С увеличением размеров государства прямая демократия сменяется демократией представительной или парламентарной. Фактически эти названия синонимичны. «Парламент» — название представительной системы в Великобритании, однако почти все страны обзаводятся своим национальным названием сословного, а затем и народного представительства. Парламенты появляются в процессе объединения государств и преодоления (в Западной Европе особенно) последствий феодальной раздробленности. Парламентвсегда объединитель. Тем не менее и он действует достаточно успешно, лишь пока сохраняет элемент неформальности отношений, т. е. покуда гражданин избирает лично ему знакомого Павла Петровича, заслуживающего, по его мнению, доверия за деловые и нравственные качества, а не за принадлежность к партии коммунистов или либералов, или к любой другой.

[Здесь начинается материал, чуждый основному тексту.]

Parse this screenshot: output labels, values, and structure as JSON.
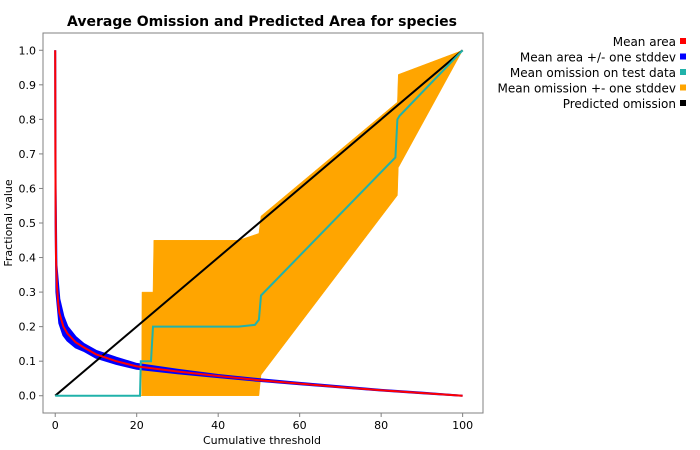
{
  "chart_data": {
    "type": "area",
    "title": "Average Omission and Predicted Area for species",
    "xlabel": "Cumulative threshold",
    "ylabel": "Fractional value",
    "xlim": [
      -3,
      105
    ],
    "ylim": [
      -0.05,
      1.05
    ],
    "xticks": [
      "0",
      "20",
      "40",
      "60",
      "80",
      "100"
    ],
    "yticks": [
      "0.0",
      "0.1",
      "0.2",
      "0.3",
      "0.4",
      "0.5",
      "0.6",
      "0.7",
      "0.8",
      "0.9",
      "1.0"
    ],
    "legend_position": "top-right, outside plot",
    "grid": false,
    "series": [
      {
        "name": "Mean area",
        "color": "#ff0000",
        "x": [
          0,
          0.05,
          0.1,
          0.2,
          0.4,
          0.7,
          1,
          2,
          3,
          5,
          7,
          10,
          15,
          20,
          30,
          40,
          50,
          60,
          70,
          80,
          90,
          100
        ],
        "y": [
          1.0,
          0.7,
          0.55,
          0.4,
          0.32,
          0.27,
          0.24,
          0.2,
          0.18,
          0.155,
          0.14,
          0.12,
          0.1,
          0.085,
          0.07,
          0.057,
          0.045,
          0.035,
          0.025,
          0.016,
          0.008,
          0.0
        ]
      },
      {
        "name": "Mean area +/- one stddev",
        "color": "#0000ff",
        "x": [
          0,
          0.1,
          0.3,
          1,
          2,
          3,
          5,
          7,
          10,
          15,
          20,
          30,
          40,
          50,
          60,
          70,
          80,
          90,
          100
        ],
        "upper": [
          1.0,
          0.6,
          0.38,
          0.28,
          0.23,
          0.2,
          0.17,
          0.15,
          0.13,
          0.11,
          0.092,
          0.075,
          0.06,
          0.048,
          0.037,
          0.027,
          0.017,
          0.009,
          0.0
        ],
        "lower": [
          1.0,
          0.5,
          0.3,
          0.21,
          0.175,
          0.16,
          0.14,
          0.13,
          0.11,
          0.092,
          0.078,
          0.065,
          0.054,
          0.043,
          0.033,
          0.024,
          0.015,
          0.007,
          0.0
        ]
      },
      {
        "name": "Mean omission on test data",
        "color": "#20b2aa",
        "x": [
          0,
          20.8,
          21,
          21.5,
          23.5,
          24,
          24.5,
          45,
          49,
          50,
          50.5,
          83.5,
          84,
          84.5,
          100
        ],
        "y": [
          0.0,
          0.0,
          0.1,
          0.1,
          0.1,
          0.2,
          0.2,
          0.2,
          0.205,
          0.22,
          0.29,
          0.69,
          0.8,
          0.81,
          1.0
        ]
      },
      {
        "name": "Mean omission +- one stddev",
        "color": "#ffa500",
        "x": [
          0,
          20.8,
          21.2,
          21.3,
          23.5,
          24,
          24.2,
          45,
          50,
          50.5,
          84,
          84.2,
          100
        ],
        "upper": [
          0.0,
          0.0,
          0.0,
          0.3,
          0.3,
          0.3,
          0.45,
          0.45,
          0.47,
          0.52,
          0.85,
          0.93,
          1.0
        ],
        "lower": [
          0.0,
          0.0,
          0.0,
          0.0,
          0.0,
          0.0,
          0.0,
          0.0,
          0.0,
          0.06,
          0.58,
          0.66,
          1.0
        ]
      },
      {
        "name": "Predicted omission",
        "color": "#000000",
        "x": [
          0,
          100
        ],
        "y": [
          0.0,
          1.0
        ]
      }
    ]
  }
}
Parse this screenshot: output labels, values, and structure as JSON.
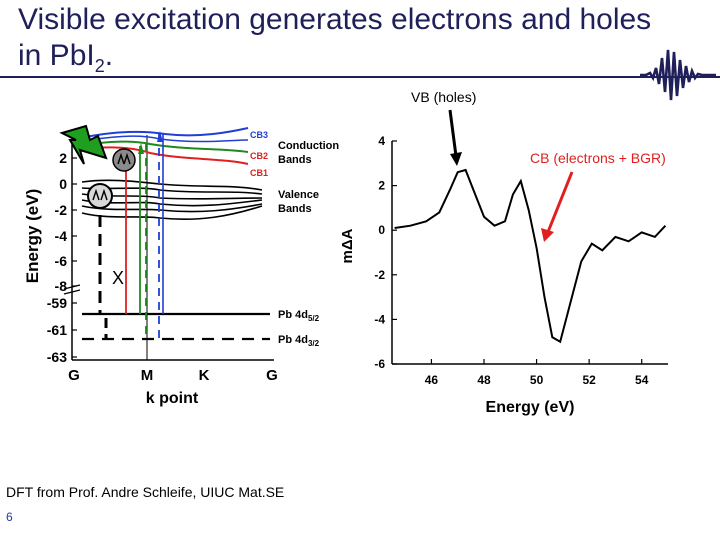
{
  "slide": {
    "title_main": "Visible excitation generates electrons and holes in PbI",
    "title_sub": "2",
    "title_end": ".",
    "footer": "DFT from Prof. Andre Schleife, UIUC Mat.SE",
    "page_number": "6"
  },
  "band_diagram": {
    "ylabel": "Energy (eV)",
    "xlabel": "k point",
    "x_ticks": [
      "G",
      "M",
      "K",
      "G"
    ],
    "y_ticks_upper": [
      "2",
      "0",
      "-2",
      "-4",
      "-6",
      "-8"
    ],
    "y_ticks_lower": [
      "-59",
      "-61",
      "-63"
    ],
    "labels": {
      "cb3": "CB3",
      "cb2": "CB2",
      "cb1": "CB1",
      "conduction1": "Conduction",
      "conduction2": "Bands",
      "valence1": "Valence",
      "valence2": "Bands",
      "pb5_main": "Pb 4d",
      "pb5_sub": "5/2",
      "pb3_main": "Pb 4d",
      "pb3_sub": "3/2",
      "x_mark": "X"
    },
    "colors": {
      "cb3": "#1f3fd6",
      "cb2": "#1e8a1e",
      "cb1": "#e02020",
      "valence": "#000000",
      "node": "#c0c0c0"
    },
    "icons": [
      "lightning-bolt-icon",
      "excited-electron-icon",
      "hole-icon"
    ]
  },
  "chart_data": {
    "type": "line",
    "xlabel": "Energy (eV)",
    "ylabel": "mΔA",
    "xlim": [
      44.5,
      55
    ],
    "ylim": [
      -6,
      4
    ],
    "x_ticks": [
      "46",
      "48",
      "50",
      "52",
      "54"
    ],
    "y_ticks": [
      "4",
      "2",
      "0",
      "-2",
      "-4",
      "-6"
    ],
    "series": [
      {
        "x": [
          44.6,
          45.2,
          45.8,
          46.3,
          46.7,
          47.0,
          47.3,
          47.6,
          48.0,
          48.4,
          48.8,
          49.1,
          49.4,
          49.7,
          50.0,
          50.3,
          50.6,
          50.9,
          51.3,
          51.7,
          52.1,
          52.5,
          53.0,
          53.5,
          54.0,
          54.5,
          54.9
        ],
        "y": [
          0.1,
          0.2,
          0.4,
          0.8,
          1.8,
          2.6,
          2.7,
          1.8,
          0.6,
          0.2,
          0.4,
          1.6,
          2.2,
          0.9,
          -0.8,
          -3.0,
          -4.8,
          -5.0,
          -3.2,
          -1.4,
          -0.6,
          -0.9,
          -0.3,
          -0.5,
          -0.1,
          -0.3,
          0.2
        ]
      }
    ],
    "annotations": [
      {
        "text": "VB (holes)",
        "x": 47.0,
        "y": 2.7
      },
      {
        "text": "CB (electrons + BGR)",
        "x": 50.6,
        "y": 0.2
      }
    ]
  }
}
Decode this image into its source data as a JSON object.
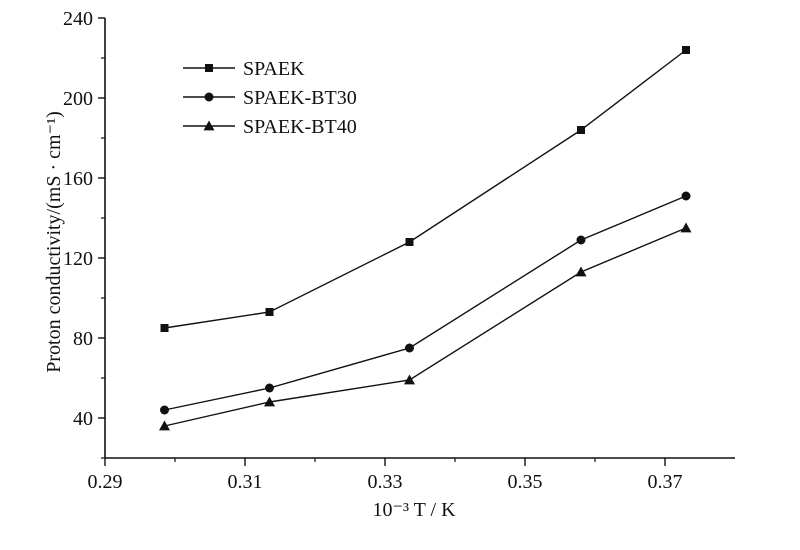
{
  "chart_data": {
    "type": "line",
    "title": "",
    "xlabel": "10⁻³ T / K",
    "ylabel": "Proton conductivity/(mS · cm⁻¹)",
    "xlim": [
      0.29,
      0.38
    ],
    "ylim": [
      20,
      240
    ],
    "x_ticks": [
      0.29,
      0.31,
      0.33,
      0.35,
      0.37
    ],
    "x_tick_labels": [
      "0.29",
      "0.31",
      "0.33",
      "0.35",
      "0.37"
    ],
    "y_ticks": [
      40,
      80,
      120,
      160,
      200,
      240
    ],
    "y_tick_labels": [
      "40",
      "80",
      "120",
      "160",
      "200",
      "240"
    ],
    "grid": false,
    "legend_position": "top-left",
    "x": [
      0.2985,
      0.3135,
      0.3335,
      0.358,
      0.373
    ],
    "series": [
      {
        "name": "SPAEK",
        "marker": "square",
        "values": [
          85,
          93,
          128,
          184,
          224
        ]
      },
      {
        "name": "SPAEK-BT30",
        "marker": "circle",
        "values": [
          44,
          55,
          75,
          129,
          151
        ]
      },
      {
        "name": "SPAEK-BT40",
        "marker": "triangle",
        "values": [
          36,
          48,
          59,
          113,
          135
        ]
      }
    ],
    "line_color": "#111111"
  }
}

Иными словами, решив голосовать за упомянутого Павла Петровича, я делаю это не из-за того, что его политические убеждения тесно совпадают с моими. Я просто доверяю ему представлять мои интересы в политике, как в суде доверяю представлять мои интересы адвокату. В судебной практике мы считаем это нормальным, но почему-то забываем, что в политической жизни, когда речь идет о демократии, должно быть то же самое. Ведь только при таком избрании Павел Петрович чувствует личную ответственность передо мной — его избирателем, как чувствовал ее один из депутатов Земского собора 1648-1649 годов Гаврила Малышев, два месяца по окончании Собора опасавшийся вернуться в Курск, ибо не выполнил предписаний своих избирателей. Царю даже пришлось выдать ему специальную охранную грамоту. В середине XVII века в России демократично мыслили о долге депутата перед избирателями!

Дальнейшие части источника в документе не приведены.